In der Readme zur datei java3d-sdk-1.3.1-linux-i386.bin habe ich gelesen das man die datei in sein java verzeichnis kopieren und ausführen soll. Das habe ich gemacht. Um die installation zu testen sollte man folgendes machen 
:
After installation, you may remove the archive.
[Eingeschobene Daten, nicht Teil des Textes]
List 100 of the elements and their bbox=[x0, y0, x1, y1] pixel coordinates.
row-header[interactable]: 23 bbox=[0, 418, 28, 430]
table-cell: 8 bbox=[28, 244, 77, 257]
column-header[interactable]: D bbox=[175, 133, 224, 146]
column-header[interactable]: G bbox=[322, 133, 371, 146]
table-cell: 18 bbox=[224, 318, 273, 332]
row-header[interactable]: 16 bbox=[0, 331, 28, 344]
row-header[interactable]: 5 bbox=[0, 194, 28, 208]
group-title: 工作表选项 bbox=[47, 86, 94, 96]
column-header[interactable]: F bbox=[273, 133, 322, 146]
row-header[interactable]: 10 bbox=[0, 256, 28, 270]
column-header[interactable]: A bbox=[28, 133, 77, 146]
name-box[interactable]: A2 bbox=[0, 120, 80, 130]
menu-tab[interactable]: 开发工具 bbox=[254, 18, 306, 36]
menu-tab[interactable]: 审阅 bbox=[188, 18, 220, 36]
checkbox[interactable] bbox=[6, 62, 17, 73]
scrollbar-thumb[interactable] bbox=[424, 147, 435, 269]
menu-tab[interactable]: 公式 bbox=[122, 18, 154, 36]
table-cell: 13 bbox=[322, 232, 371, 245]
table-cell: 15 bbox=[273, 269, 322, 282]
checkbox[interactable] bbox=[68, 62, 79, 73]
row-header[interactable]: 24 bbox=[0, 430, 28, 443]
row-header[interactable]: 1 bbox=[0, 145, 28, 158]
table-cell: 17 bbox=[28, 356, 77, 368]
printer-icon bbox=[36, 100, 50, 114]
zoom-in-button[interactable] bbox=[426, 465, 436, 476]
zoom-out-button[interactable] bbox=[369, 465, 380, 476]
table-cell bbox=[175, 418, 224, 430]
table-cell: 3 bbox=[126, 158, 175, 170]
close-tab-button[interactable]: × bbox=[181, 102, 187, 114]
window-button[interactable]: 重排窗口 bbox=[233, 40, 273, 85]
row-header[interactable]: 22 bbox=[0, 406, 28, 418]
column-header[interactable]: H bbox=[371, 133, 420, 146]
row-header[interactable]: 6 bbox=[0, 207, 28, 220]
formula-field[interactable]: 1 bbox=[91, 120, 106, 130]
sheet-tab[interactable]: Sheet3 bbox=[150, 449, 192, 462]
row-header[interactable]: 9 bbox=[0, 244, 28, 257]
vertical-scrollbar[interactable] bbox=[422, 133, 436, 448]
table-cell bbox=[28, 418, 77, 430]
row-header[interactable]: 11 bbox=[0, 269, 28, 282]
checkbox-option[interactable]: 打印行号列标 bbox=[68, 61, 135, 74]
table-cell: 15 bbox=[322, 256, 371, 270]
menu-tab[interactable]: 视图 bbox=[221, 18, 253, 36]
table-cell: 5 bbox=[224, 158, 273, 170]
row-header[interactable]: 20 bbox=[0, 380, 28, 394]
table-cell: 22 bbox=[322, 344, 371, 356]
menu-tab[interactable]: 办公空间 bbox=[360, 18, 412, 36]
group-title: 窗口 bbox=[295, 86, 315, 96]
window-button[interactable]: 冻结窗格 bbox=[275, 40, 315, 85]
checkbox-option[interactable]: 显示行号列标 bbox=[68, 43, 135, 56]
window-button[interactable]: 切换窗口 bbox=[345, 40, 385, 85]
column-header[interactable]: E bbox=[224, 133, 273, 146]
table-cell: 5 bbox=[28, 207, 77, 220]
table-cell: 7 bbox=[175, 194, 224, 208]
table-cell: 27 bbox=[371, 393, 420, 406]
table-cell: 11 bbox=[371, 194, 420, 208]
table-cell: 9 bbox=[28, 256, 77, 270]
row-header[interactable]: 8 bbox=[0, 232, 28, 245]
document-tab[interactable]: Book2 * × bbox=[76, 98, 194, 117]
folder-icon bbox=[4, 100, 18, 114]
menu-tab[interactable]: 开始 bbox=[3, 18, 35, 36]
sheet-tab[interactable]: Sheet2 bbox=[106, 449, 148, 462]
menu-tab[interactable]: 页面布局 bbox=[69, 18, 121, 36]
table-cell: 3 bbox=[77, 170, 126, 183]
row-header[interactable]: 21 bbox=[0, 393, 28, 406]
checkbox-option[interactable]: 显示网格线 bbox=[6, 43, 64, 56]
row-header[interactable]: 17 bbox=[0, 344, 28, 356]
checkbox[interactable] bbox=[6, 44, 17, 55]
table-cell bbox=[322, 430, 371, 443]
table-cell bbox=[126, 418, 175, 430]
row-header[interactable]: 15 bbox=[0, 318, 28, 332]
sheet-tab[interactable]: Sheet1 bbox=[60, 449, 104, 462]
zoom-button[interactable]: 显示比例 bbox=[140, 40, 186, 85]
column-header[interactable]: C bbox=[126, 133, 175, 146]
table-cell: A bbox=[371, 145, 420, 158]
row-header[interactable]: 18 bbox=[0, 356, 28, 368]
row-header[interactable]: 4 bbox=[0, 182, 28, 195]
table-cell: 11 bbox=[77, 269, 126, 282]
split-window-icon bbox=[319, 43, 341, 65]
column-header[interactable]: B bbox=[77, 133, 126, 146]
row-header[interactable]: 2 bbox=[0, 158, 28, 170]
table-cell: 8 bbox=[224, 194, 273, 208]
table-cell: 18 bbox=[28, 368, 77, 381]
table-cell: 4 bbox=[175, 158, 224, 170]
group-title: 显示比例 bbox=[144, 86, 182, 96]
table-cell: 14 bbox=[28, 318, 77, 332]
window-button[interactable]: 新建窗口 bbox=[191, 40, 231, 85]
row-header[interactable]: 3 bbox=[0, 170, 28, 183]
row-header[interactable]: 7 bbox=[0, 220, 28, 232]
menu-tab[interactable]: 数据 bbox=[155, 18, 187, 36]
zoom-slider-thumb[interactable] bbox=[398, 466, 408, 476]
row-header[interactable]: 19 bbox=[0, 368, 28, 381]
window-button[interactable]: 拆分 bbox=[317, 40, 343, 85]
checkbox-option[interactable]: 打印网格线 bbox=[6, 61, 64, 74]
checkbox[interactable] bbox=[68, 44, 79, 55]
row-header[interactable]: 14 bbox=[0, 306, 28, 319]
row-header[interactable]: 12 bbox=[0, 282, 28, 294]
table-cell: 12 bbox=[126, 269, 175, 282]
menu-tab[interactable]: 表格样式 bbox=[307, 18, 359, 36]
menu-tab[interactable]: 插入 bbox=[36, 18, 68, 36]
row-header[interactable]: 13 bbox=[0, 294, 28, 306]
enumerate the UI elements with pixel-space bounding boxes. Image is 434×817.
The Java 3D(TM) SDK includes several demo programs that can
verify correct installation.  Assuming your Java 2 SDK is installed
at /usr/lib/js2dk1.3.1, try the following:

        cd /usr/lib/j2sdk1.4.2/demo/java3d/HelloUniverse
        java HelloUniverse

Da kommt aber leider folgender fehler:

Exception in thread "main" java.lang.NoClassDefFoundError: HelloUniverse

Liegt des an der Klasse oder ist java 3d noch nicht richtig installiert.

Folgende informationen:
Distribution openSuse10.0
Java 1.5.4
java installationsordner: /usr/java/jdk1.5.0_04/

Kann mir da einer helfen?


----------



## MPW (19. Nov 2005)

Glaube ich eher nicht - also nicht das ist dir nicht helfen kann - sondern, dass es an der Installation liegt...

Normaler Weise würde ich sagen, dass die java Datein einen Fehler hat, aber bei den Demos wird das wohl nicht sein.
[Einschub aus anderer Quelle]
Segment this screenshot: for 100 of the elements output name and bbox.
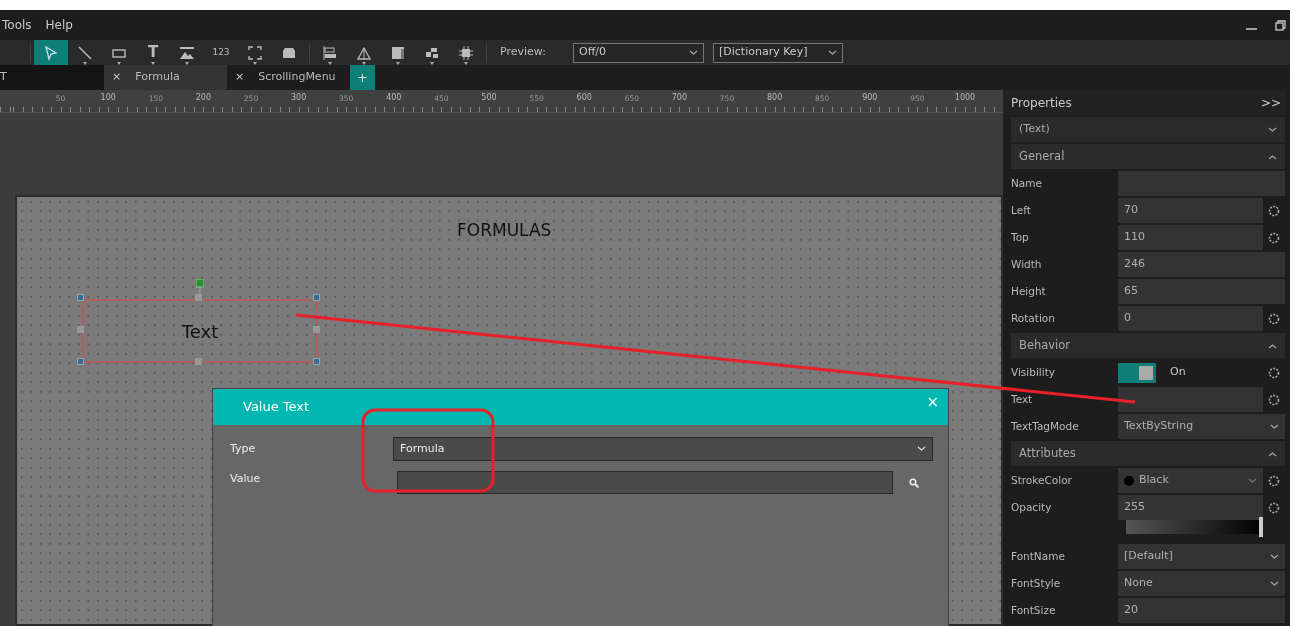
property-label: FontStyle [1010, 575, 1062, 591]
search-icon [909, 478, 919, 488]
property-field[interactable]: 0 [1118, 306, 1263, 331]
menu-item[interactable]: Help [43, 16, 85, 34]
pointer-icon [43, 44, 59, 61]
ruler-label: 200 [195, 93, 212, 102]
binding-icon [1268, 204, 1280, 217]
chevron-down-icon [1248, 477, 1257, 484]
menu-item[interactable]: Tools [0, 16, 44, 34]
ruler-label: 100 [100, 93, 116, 102]
ruler-label: 500 [481, 93, 497, 102]
field-label: Type [229, 440, 257, 457]
property-select[interactable]: None [1118, 571, 1285, 596]
chevron-down-icon [689, 49, 698, 56]
section-header[interactable]: Behavior [1011, 333, 1285, 358]
canvas-title: FORMULAS [457, 219, 552, 242]
property-field[interactable] [1118, 387, 1263, 412]
binding-icon [1268, 312, 1280, 325]
resize-handle[interactable] [77, 326, 84, 333]
resize-handle[interactable] [313, 294, 320, 301]
property-field[interactable]: 246 [1118, 252, 1285, 277]
color-select[interactable]: Black [1118, 468, 1263, 493]
chevron-down-icon [1268, 126, 1277, 133]
close-tab-button[interactable]: × [112, 69, 122, 86]
chevron-up-icon [1268, 342, 1277, 349]
ruler-label: 600 [576, 93, 592, 102]
minimize-icon [1246, 28, 1257, 30]
ruler-label: 700 [671, 93, 688, 102]
property-field[interactable]: 65 [1118, 279, 1285, 304]
property-label: FontName [1010, 548, 1066, 564]
toggle-switch[interactable] [1118, 362, 1156, 383]
document-tab[interactable]: × ScrollingMenu [227, 65, 350, 90]
property-label: Rotation [1010, 310, 1056, 326]
resize-handle[interactable] [313, 358, 320, 365]
resize-handle[interactable] [313, 326, 320, 333]
property-label: TextTagMode [1010, 418, 1080, 434]
property-label: Height [1010, 283, 1047, 299]
property-label: Name [1010, 175, 1043, 191]
property-select[interactable]: [Default] [1118, 544, 1285, 569]
property-label: Left [1010, 202, 1032, 218]
property-label: Width [1010, 256, 1043, 272]
property-label: StrokeColor [1010, 472, 1073, 488]
section-header[interactable]: Attributes [1011, 441, 1285, 466]
binding-icon [1268, 231, 1280, 244]
toggle-label: On [1170, 364, 1186, 381]
field-label: Value [229, 471, 262, 487]
slider-thumb[interactable] [1259, 517, 1263, 537]
text-element[interactable]: Text [82, 299, 318, 363]
type-select[interactable]: Formula [393, 437, 933, 461]
preview-label: Preview: [500, 44, 547, 61]
chevron-down-icon [828, 49, 837, 56]
image-icon [179, 44, 195, 61]
chevron-down-icon [1270, 423, 1279, 430]
resize-handle[interactable] [77, 358, 84, 365]
tool-button[interactable]: 123 [204, 40, 238, 65]
property-field[interactable]: 110 [1118, 225, 1263, 250]
ruler-label: 800 [766, 93, 783, 102]
chevron-up-icon [1268, 153, 1277, 160]
rotate-handle [196, 279, 204, 297]
document-tab[interactable]: T [0, 65, 104, 90]
chevron-down-icon [1270, 580, 1279, 587]
property-label: Opacity [1010, 499, 1053, 515]
dictionary-select[interactable]: [Dictionary Key] [713, 42, 843, 63]
panel-icon [390, 44, 406, 61]
frame-icon [247, 44, 263, 61]
chip-icon [458, 44, 474, 61]
chevron-down-icon [917, 446, 926, 452]
restore-icon [1275, 19, 1286, 31]
ruler-label: 300 [290, 93, 307, 102]
line-icon [77, 44, 93, 61]
ruler-label: 400 [386, 93, 402, 102]
property-label: Top [1010, 229, 1030, 245]
property-label: Text [1010, 391, 1034, 407]
value-input[interactable] [397, 471, 893, 494]
add-tab-button[interactable]: + [350, 65, 375, 90]
collapse-button[interactable]: >> [1260, 93, 1281, 112]
color-name: Black [1139, 472, 1169, 489]
chevron-down-icon [1270, 553, 1279, 560]
chevron-up-icon [1268, 450, 1277, 457]
opacity-slider[interactable] [1126, 520, 1263, 534]
dialog-title: Value Text [243, 398, 310, 417]
property-field[interactable]: 255 [1118, 495, 1263, 520]
object-select[interactable]: (Text) [1011, 117, 1285, 142]
align-icon [322, 44, 338, 61]
property-field[interactable]: 70 [1118, 198, 1263, 223]
resize-handle[interactable] [195, 358, 202, 365]
property-label: Visibility [1010, 364, 1056, 380]
property-field[interactable]: 20 [1118, 598, 1285, 623]
document-tab[interactable]: × Formula [104, 65, 227, 90]
section-header[interactable]: General [1011, 144, 1285, 169]
ruler-label: 1000 [954, 93, 976, 102]
preview-select[interactable]: Off/0 [573, 42, 704, 63]
panel-title: Properties [1011, 94, 1072, 112]
property-select[interactable]: TextByString [1118, 414, 1285, 439]
ruler-label: 900 [862, 93, 878, 102]
resize-handle[interactable] [195, 294, 202, 301]
close-tab-button[interactable]: × [235, 69, 245, 86]
binding-icon [1268, 393, 1280, 406]
resize-handle[interactable] [77, 294, 84, 301]
binding-icon [1268, 474, 1280, 487]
Hast du den Classpath gesetzt?
Kannst du andere Java-Programme(ohne J3D) ausführen?


----------



## mr.deaht (19. Nov 2005)

ich kann andere java programme ausführen die variablen sind gesetzt. Ich habe nur bei den java3d demos probleme


----------



## Illuvatar (19. Nov 2005)

Schau mal ob in dem Verzeichnis ne HelloUniverse.class ist. Dem Fehler nach kommt er ja net mal soweit, dass er irgendwie Java3D laden wollte oderr so, er findet das Bspprogramm net.


----------



## Guest (20. Nov 2005)

ups hab den fehler gefunden. Es war eine Datei für ein applet. Wenn ich es im browser anschaue funktioniert es.

Danke für eure hilfe


----------